Today we're launching Chairman Synthesis, a new council strategy in Shingikai. Shipping it is a good moment to write about the research that inspired it, and the broader idea behind how we've been building the product.

The naive version of "use multiple AIs" is just asking the same question three times and averaging. That doesn't work. What you get is confident noise — models that agree on the wrong thing, or cancel each other out without resolution. More voices without structure doesn't reduce the problem. It scales it.

So what does work?

One of the clearer pieces of research on this comes from Andy Hall's work on LLM governance. He studied what happens when you arrange AI models into a specific deliberation pattern: models critique and endorse each other's answers, and a synthesizer — a Chairman — integrates the full record into a final answer. Hall found that this architecture outperforms simple majority voting on the tasks he tested. The key finding isn't that more models help. It's that the structure of how they engage matters.

This runs counter to how most people think about the problem.

The Voting Instinct

When people first encounter the idea of an AI council, the mental model is usually democratic. Ask five models. See what three of them agree on. Go with the majority. It feels rigorous.

The problem is that majority voting assumes the value is in the count of opinions. But AI models aren't independent voters. They share training data, they share blind spots, and they share failure modes. Three models all confidently wrong doesn't become right because of consensus.
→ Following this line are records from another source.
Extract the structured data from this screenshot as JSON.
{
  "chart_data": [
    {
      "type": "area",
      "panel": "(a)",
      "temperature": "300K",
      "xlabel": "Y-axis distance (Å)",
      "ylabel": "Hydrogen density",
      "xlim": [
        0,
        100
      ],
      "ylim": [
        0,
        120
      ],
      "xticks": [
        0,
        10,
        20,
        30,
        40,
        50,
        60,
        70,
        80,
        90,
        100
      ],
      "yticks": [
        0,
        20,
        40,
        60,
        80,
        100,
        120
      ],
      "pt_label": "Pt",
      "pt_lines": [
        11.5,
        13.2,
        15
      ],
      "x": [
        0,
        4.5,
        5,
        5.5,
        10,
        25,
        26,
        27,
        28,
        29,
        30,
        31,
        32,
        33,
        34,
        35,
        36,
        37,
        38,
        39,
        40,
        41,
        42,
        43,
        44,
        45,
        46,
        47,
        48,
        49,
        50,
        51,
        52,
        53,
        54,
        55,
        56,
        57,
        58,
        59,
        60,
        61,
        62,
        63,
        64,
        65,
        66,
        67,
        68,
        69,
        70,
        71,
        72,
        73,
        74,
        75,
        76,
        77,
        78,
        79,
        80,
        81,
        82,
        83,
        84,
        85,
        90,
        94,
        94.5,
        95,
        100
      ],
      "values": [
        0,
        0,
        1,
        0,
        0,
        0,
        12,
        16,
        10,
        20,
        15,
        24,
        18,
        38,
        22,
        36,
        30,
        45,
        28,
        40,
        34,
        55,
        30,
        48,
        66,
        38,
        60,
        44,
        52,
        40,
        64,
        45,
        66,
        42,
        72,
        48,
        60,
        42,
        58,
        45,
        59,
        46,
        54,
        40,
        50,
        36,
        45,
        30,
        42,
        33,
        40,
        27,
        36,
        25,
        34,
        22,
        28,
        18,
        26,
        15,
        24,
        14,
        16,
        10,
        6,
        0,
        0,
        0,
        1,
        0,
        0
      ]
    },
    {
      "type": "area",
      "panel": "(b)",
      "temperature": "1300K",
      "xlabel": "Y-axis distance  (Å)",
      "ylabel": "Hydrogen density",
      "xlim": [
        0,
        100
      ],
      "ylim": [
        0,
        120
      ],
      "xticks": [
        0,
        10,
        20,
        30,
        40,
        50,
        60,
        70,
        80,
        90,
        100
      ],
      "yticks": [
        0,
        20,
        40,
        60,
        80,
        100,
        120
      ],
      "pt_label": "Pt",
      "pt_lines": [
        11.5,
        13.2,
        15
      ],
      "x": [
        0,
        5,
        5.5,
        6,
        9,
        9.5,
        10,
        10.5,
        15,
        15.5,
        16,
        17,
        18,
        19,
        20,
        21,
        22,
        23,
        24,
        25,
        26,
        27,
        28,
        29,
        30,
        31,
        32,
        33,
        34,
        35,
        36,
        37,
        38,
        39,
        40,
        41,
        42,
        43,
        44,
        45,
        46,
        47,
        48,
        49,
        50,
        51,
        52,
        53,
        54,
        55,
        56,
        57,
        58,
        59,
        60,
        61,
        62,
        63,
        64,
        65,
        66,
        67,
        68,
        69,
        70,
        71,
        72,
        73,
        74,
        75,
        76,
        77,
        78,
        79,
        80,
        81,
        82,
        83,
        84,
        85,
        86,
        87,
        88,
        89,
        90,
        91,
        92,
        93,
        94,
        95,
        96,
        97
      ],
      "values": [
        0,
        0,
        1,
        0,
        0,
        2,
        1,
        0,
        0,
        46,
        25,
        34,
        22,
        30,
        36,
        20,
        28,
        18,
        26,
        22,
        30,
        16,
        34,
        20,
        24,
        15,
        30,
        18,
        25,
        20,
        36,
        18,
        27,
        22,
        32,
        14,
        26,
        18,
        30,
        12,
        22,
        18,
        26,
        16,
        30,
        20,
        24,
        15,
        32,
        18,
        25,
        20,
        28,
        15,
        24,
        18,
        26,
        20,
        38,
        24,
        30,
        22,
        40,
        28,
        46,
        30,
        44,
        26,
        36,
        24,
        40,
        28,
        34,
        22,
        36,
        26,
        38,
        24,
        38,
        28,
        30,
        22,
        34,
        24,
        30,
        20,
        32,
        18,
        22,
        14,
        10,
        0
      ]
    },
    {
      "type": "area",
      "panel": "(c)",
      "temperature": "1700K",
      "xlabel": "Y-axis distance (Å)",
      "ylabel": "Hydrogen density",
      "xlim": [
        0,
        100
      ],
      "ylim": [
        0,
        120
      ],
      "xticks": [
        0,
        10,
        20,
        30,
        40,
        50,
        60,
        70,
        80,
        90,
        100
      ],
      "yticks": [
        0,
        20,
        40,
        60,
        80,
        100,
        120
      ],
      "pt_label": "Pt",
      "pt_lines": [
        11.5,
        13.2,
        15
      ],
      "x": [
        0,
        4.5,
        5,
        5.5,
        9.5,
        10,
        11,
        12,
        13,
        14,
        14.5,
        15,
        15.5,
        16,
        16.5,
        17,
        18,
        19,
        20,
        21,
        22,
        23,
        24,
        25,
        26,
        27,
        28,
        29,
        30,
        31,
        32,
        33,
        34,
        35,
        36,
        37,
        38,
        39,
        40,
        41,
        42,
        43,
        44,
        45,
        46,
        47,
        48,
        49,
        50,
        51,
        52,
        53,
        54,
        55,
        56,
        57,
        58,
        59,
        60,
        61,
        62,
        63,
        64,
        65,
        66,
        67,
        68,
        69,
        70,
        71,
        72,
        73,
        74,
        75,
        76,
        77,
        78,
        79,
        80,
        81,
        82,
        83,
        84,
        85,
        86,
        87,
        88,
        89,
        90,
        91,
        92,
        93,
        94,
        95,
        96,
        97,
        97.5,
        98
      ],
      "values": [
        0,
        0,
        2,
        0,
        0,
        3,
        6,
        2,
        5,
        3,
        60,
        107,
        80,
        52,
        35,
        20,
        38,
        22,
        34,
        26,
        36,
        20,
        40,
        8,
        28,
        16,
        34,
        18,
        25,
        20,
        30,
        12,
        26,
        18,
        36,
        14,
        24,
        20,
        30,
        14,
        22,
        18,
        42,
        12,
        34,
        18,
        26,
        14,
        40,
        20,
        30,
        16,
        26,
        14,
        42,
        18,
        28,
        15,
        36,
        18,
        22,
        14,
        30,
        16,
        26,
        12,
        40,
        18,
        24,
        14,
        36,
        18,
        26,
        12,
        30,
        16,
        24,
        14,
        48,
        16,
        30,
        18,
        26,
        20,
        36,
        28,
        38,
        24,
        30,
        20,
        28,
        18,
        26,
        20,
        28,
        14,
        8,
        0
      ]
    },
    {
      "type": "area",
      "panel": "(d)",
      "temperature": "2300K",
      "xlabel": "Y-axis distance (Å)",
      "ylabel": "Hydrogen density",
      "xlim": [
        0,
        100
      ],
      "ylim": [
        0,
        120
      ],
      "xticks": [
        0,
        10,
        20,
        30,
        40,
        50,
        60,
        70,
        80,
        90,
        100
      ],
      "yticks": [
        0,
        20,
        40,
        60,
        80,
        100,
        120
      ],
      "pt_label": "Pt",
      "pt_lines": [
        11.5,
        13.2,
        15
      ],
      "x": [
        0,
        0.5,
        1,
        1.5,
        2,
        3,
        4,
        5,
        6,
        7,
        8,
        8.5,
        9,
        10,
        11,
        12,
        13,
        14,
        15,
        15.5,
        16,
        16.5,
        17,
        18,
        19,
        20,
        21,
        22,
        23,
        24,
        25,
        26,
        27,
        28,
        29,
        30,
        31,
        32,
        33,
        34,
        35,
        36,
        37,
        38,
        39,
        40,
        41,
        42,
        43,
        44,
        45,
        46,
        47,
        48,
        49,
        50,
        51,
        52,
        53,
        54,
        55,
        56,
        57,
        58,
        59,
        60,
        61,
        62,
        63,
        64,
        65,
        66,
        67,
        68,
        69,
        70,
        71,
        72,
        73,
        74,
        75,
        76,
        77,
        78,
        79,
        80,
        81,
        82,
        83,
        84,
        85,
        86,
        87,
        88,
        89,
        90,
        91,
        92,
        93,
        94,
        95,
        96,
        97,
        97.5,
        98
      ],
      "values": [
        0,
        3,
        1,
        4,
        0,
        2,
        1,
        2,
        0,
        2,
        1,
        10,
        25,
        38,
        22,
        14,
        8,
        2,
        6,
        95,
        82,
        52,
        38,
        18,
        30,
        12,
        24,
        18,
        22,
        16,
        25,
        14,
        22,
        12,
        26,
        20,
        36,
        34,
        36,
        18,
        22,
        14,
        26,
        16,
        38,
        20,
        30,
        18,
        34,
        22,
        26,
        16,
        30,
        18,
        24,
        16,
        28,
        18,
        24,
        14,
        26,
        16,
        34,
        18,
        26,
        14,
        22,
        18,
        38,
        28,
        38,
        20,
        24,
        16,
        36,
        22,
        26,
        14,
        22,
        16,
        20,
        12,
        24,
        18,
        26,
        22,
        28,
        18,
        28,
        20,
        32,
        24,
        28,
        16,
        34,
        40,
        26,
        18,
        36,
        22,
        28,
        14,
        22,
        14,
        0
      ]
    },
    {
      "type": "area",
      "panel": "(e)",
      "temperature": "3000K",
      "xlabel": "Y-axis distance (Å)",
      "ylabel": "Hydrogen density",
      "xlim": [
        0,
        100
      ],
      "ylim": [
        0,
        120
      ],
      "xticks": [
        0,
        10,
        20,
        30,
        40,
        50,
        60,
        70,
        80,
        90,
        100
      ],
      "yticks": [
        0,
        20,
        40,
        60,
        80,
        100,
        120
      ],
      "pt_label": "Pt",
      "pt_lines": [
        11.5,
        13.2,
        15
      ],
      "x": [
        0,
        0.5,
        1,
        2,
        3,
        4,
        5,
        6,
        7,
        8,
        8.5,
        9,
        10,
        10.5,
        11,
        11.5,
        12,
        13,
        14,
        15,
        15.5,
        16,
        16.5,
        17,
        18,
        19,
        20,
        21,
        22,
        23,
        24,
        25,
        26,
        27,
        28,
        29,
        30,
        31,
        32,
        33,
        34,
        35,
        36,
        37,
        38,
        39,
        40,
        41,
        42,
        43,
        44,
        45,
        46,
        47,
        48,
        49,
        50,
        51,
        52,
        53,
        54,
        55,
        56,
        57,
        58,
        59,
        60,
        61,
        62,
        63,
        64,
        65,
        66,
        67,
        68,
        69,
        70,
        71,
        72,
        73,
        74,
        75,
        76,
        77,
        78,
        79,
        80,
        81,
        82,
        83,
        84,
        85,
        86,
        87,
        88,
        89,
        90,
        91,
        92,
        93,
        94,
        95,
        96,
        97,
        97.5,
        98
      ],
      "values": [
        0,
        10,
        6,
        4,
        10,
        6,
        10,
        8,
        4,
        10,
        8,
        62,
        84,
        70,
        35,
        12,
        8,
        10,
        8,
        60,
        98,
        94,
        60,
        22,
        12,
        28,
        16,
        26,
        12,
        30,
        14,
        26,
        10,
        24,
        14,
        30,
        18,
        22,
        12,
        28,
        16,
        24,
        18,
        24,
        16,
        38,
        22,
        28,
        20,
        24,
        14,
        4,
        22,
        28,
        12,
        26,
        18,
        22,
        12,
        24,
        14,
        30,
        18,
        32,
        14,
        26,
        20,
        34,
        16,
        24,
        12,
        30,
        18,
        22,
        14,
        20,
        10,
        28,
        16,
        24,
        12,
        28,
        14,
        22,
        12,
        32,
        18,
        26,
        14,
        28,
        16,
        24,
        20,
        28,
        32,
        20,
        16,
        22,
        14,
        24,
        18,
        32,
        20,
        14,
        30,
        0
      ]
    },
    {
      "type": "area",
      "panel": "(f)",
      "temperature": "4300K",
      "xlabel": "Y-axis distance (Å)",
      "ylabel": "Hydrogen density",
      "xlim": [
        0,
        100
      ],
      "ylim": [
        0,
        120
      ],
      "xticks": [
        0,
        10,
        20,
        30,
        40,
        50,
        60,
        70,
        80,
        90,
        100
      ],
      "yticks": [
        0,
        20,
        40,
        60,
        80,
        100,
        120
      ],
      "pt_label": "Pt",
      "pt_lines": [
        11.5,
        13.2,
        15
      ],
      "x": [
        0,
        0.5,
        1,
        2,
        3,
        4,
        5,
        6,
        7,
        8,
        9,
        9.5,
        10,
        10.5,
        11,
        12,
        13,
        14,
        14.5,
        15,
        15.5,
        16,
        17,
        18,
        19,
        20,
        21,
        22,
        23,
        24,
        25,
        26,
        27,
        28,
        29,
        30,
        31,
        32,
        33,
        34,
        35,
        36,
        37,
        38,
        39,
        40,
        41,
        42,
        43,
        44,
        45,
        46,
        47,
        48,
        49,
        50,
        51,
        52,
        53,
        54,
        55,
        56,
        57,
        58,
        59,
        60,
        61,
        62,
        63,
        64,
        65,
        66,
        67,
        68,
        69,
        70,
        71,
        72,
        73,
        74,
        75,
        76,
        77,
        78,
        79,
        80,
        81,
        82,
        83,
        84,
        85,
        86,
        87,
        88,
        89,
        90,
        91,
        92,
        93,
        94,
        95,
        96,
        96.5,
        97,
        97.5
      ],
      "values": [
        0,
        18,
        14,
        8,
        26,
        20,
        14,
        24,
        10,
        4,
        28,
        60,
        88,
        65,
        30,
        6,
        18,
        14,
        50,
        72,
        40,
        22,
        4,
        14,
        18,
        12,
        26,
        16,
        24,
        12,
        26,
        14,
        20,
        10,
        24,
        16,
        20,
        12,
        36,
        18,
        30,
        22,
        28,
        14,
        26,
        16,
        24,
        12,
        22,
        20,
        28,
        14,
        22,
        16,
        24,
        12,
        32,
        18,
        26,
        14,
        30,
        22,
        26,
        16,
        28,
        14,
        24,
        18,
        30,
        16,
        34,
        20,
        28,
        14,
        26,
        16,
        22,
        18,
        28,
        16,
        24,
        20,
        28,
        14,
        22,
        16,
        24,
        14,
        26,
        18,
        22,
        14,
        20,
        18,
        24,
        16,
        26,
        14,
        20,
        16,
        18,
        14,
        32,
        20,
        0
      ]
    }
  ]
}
What the Chairman architecture does differently is treat the endorsement tally as a signal, not a verdict. The real work happens before the tally. It happens when models are forced to read each other's answers and explain, in specific terms, what they think is weak, what they think is strong, and which answer they'd actually stand behind. That structured critique is where disagreements surface. It's where overconfidence gets called out. It's where the council's actual intelligence shows up.

The synthesizer sees all of it — not just the raw answers but the full record of who critiqued whom and why. That context is what enables a good synthesis. The Chairman isn't a tiebreaker. It's an integrator.

What We Took From It

What we took from Hall's research, at Shingikai, wasn't that Chairman Synthesis is the one right way to build a council. It's something more general: structure is the thing. How you arrange the deliberation shapes what comes out of it. That's the idea we've been building around.

A single AI model is built to produce a fluent, coherent answer. It's good at that. But fluency can mask the thing you actually want to know: where is this weakest? A well-structured council creates conditions where that weakness has to surface. When models have to read each other's work, when they have to commit to a preferred answer, when they have to defend a position — those are different cognitive demands than just producing an answer in isolation. The structure generates information that no individual model produces on its own.

This isn't magic. It's the same reason good human organizations don't just poll their smartest person and move on. How you engage with a problem shapes the quality of what comes out.

Different Questions, Different Structures

Once you accept that the architecture is doing the work, the next question follows: what architecture for what problem? That's a design question, and we don't think there's one answer.

An adversarial question — where you want someone to stress-test a position and attack its weakest assumptions — benefits from an adversarial structure. Red Team vs. Blue Team. Formal opposition, formal defense. That structure does something different than synthesis.

An open-ended creative question might call for sequential refinement, where each model builds on the last rather than critiquing it. A prioritization question might benefit from elimination, where weak options get cut until the council converges. A time-sensitive question might just need the best single answer, fast, not a full deliberation.

Chairman Synthesis is a strong fit for questions where integration is the hard part — where you have multiple defensible perspectives and the value is in pulling them together well. That's exactly the kind of problem where Hall's findings are most compelling. But the deeper point is that this is a family of architectures, and picking the right one is part of the problem.

The Architecture Is the Product

This is why we've built seven council strategies rather than one. Traditional Council, Round Robin, Survivor, Collaborative Editing, Red Team vs. Blue Team, Quick Take, and Chairman Synthesis — each is a different deliberation architecture, matched to a different kind of question. Chairman Synthesis is the newest, inspired by the pattern Hall's research points at: that structured critique and synthesis can outperform simpler aggregation. The others exist because other problems have different shapes, and we've learned from building and using them that no single structure is the right answer everywhere.

What they share is the underlying premise: putting structure around how AI models engage with a problem produces better outputs than aggregating independent attempts. The intelligence isn't only in the models. It's in the architecture.

Chairman Synthesis is live in Shingikai today, alongside the six other strategies. If your question is one where multiple defensible perspectives need to be integrated — not just aggregated — it's a good place to start.

A single AI is confident. A well-structured council is calibrated. That difference matters most on the questions where being wrong is expensive.